In April 1982, Alf MacLochlainn became the librarian of the University College Galway, known today as the University of Galway. He retired from the position in 1987. After his retirement, Alf MacLochlainn accepted a position as the Burns Library Visiting Scholar in Irish Studies at Boston College for the 1991-1992 academic year. During his time, he was named the inaugural holder of the Burns Library Chair. As a writer, his works include writings for radio, films, television and fictional novels.

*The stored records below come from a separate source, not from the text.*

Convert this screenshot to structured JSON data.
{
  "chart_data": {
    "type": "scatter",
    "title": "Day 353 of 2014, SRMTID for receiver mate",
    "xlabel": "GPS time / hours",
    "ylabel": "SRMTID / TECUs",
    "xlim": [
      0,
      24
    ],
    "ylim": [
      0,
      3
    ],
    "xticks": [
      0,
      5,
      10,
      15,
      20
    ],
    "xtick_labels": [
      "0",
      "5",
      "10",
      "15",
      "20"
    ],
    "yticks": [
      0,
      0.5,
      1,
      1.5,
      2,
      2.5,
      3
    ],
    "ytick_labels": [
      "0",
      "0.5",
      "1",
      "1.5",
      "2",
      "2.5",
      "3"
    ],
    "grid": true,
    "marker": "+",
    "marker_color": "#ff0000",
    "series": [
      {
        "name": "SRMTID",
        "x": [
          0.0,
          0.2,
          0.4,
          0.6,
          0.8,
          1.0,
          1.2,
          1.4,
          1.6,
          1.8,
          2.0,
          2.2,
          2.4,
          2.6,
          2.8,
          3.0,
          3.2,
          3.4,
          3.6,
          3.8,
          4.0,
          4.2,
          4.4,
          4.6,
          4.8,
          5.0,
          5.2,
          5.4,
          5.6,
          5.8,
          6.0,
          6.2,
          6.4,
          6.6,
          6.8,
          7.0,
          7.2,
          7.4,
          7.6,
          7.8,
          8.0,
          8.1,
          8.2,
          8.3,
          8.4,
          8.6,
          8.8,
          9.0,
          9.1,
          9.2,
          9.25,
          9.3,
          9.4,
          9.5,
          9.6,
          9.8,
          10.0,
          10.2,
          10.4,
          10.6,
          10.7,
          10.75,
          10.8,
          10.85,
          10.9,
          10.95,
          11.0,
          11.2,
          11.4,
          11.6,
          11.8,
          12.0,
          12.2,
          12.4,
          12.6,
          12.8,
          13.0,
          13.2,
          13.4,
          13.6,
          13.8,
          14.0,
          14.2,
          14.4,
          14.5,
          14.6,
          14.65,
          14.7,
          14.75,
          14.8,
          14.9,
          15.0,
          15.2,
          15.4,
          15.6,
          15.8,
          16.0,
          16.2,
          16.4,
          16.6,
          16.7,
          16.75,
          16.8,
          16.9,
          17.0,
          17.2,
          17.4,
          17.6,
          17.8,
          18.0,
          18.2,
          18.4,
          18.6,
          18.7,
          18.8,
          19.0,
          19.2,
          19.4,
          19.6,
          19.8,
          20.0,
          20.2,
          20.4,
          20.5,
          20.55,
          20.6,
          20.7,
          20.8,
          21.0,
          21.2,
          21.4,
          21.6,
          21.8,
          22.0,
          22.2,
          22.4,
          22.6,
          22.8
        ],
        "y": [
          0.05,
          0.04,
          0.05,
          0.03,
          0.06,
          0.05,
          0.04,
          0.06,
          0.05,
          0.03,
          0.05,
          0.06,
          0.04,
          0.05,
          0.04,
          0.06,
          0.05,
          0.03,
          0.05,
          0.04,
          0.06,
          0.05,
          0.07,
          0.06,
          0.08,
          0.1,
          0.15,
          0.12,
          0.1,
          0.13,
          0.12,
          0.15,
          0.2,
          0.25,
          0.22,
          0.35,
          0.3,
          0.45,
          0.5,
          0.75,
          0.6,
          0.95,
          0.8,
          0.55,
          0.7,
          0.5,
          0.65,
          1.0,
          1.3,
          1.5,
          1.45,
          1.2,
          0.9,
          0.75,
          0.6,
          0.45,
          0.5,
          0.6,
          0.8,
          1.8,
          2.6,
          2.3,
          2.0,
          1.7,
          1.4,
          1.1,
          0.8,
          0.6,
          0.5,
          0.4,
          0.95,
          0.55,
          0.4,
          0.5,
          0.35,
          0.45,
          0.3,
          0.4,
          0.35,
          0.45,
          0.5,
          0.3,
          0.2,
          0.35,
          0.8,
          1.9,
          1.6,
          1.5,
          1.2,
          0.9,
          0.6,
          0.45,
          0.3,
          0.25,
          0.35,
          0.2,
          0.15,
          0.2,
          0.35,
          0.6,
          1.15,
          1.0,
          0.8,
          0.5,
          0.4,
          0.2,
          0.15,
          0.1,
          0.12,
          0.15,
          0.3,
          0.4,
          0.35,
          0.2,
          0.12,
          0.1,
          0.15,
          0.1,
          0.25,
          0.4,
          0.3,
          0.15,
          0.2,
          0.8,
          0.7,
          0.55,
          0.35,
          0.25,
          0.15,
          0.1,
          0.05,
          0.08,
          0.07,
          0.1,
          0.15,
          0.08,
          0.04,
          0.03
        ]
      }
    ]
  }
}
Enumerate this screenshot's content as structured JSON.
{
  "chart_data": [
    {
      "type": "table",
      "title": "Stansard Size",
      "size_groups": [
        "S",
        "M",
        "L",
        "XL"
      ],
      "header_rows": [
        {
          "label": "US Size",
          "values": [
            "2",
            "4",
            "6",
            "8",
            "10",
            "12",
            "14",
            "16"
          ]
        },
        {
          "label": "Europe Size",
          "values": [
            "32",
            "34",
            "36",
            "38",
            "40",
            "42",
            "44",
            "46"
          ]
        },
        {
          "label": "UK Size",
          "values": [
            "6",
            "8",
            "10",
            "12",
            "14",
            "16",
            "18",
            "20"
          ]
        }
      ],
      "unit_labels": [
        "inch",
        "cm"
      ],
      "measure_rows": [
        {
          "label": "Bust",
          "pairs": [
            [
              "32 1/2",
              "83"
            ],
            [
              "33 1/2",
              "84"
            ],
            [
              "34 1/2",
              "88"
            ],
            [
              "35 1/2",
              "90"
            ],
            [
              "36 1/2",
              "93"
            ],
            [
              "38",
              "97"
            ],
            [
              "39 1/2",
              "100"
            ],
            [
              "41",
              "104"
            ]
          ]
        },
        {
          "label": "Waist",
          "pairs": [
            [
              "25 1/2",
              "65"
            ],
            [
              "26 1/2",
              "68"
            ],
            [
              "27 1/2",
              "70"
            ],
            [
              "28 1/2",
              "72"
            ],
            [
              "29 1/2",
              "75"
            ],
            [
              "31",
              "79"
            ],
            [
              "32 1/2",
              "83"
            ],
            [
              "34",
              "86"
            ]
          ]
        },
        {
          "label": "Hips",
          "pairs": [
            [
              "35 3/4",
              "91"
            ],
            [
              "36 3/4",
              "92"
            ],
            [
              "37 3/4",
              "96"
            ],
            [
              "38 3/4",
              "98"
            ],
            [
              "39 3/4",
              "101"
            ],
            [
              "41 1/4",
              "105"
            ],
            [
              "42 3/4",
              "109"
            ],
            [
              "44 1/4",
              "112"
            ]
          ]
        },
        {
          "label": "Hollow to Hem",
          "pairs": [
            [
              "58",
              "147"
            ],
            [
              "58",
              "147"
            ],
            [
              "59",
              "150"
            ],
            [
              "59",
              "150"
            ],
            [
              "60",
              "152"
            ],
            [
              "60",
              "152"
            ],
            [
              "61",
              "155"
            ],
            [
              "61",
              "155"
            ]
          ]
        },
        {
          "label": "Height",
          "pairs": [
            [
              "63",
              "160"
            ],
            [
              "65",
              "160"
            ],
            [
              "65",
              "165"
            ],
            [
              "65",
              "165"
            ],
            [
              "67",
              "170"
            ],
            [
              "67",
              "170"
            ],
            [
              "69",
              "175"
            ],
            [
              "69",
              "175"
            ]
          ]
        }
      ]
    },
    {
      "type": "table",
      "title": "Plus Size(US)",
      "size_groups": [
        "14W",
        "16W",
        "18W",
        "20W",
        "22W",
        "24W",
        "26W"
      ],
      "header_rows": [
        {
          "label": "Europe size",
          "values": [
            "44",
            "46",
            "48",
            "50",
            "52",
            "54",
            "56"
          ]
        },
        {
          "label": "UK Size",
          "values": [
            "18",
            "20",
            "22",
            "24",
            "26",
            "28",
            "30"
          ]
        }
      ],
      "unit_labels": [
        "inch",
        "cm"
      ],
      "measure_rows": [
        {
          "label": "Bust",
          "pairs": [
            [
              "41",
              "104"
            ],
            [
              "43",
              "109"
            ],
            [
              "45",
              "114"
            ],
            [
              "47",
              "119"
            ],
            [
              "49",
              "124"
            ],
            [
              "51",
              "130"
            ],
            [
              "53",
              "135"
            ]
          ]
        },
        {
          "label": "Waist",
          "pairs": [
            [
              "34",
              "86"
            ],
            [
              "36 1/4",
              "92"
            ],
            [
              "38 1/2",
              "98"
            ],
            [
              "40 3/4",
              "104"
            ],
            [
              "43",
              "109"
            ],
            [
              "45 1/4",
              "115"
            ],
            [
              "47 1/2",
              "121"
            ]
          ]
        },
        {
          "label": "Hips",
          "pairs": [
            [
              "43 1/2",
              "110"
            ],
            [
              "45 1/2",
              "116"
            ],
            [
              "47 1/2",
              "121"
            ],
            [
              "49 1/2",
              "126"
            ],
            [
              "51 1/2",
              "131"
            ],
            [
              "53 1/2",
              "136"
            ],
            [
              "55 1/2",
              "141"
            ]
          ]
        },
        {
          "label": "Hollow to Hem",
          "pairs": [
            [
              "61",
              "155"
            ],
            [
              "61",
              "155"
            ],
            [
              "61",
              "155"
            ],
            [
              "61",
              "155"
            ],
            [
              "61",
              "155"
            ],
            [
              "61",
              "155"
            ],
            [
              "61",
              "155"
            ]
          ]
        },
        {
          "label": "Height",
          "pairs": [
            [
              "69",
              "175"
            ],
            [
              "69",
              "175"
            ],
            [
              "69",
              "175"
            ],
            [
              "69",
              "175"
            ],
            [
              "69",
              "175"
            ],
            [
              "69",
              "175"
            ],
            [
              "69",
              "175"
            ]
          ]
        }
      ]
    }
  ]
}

Alf MacLochlainn was also engaged with various committees, serving as trustee of the Chester Beatty Library, chair of the James Joyce Institute of Ireland, and a member of the board of directors of the Irish Film Theatre. He was also a member of the Irish Manuscripts Commission, the Library Council on the committee of the Royal Irish Academy for the study of Anglo-Irish Literature, and member of the north–south committee on library cooperation in Ireland.

==Later life and death==
As part of the Galway Labour History Group, MacLochlainn gave lectures on Walter Macken in 1990 and a tribute to Eileen Costello in 1999. MacLochlainn also edited a publication of the Galway Labour History Party titled The Emigrant Experience, published in 1991. MacLochlainn worked with the former mayor of Galway Michael D. Higgins on this publication, who was also part of the Labour Party. Another writing project MacLochlainn worked on while a part of the Galway Labour History group, was a pamphlet titled Two Galway Schools published in 1993. This pamphlet had two articles titled The Claddagh Piscatory School written by MacLochlainn, and The Salthill Industrial School written by Tony Regan. Maclochlainn's article detailed the history of the Claddagh Piscatory School and its role in early education and teaching English.

MacLochlainn's son, Fred died of a heart attack on 21 February 1993 in Florianopolis, Brazil.

In 1994, Alf MacLochlainn was voted onto the Cultural Relations Committee, which is under the Department of Foreign Affairs for Ireland.

MacLochlainn continued to write outside of his library career. He published his second book, The Corpus in the Library: Stories and Novellas, in 1996. This book consisted of two novellas and seven short stories. He continued published his third and final book, Past Habitual, in April 2015.

MacLochlainn died at age 92 on 8 December 2018 in Galway, Ireland, with a service held at Shannon Crematorium on 12 December 2018. At his funeral service, the president of Ireland, Michael D. Higgins, delivered a commemorative speech.

In 2022, MacLochlainn's son Colm died and also had a service held at Shannon Crematorium on 8 June 2022.

== Collections and works ==
During his time as director of the National Library of Ireland, there were several additions to the collection. One such accession was a letter addressed to MacLochlainn from Proinsias Ó'Conluain, Irish broadcaster and journalist, which included a donation of a postcard from Irish writer Brendan Behan.

Before serving as director of the Library, Alf MacLochlainn was assistant keeper of manuscripts and was described as having "a genuine love for the Library's collections". MacLochlainn also published a pamphlet entitled Writers, Raconteurs and Notable Feminists: Two Monographs, based on a lecture given by Andrée Sheehy-Skeffington at the library. This pamphlet was later presented to President Mary Robinson at Áras an Uachtaráin in July 1994.

MacLochlainn contributed articles to several journals on topics surrounding Irish culture. He also contributed works in Irish. MacLochlainn was a lyricist and several of his songs, poems, and ballads are included in the National Library of Ireland's collections.

He was involved with the Irish Labour Party, receiving a long-service award in 2007, and writing articles for Saothar, a journal created by the Irish Labour History Society. He was also a member of the Galway Labour History Group.

MacLochlainn's works of fiction include Out of Focus (1985), The Corpus in the Library: Stories and Novellas (1996), Past Habitual: Stories (2015).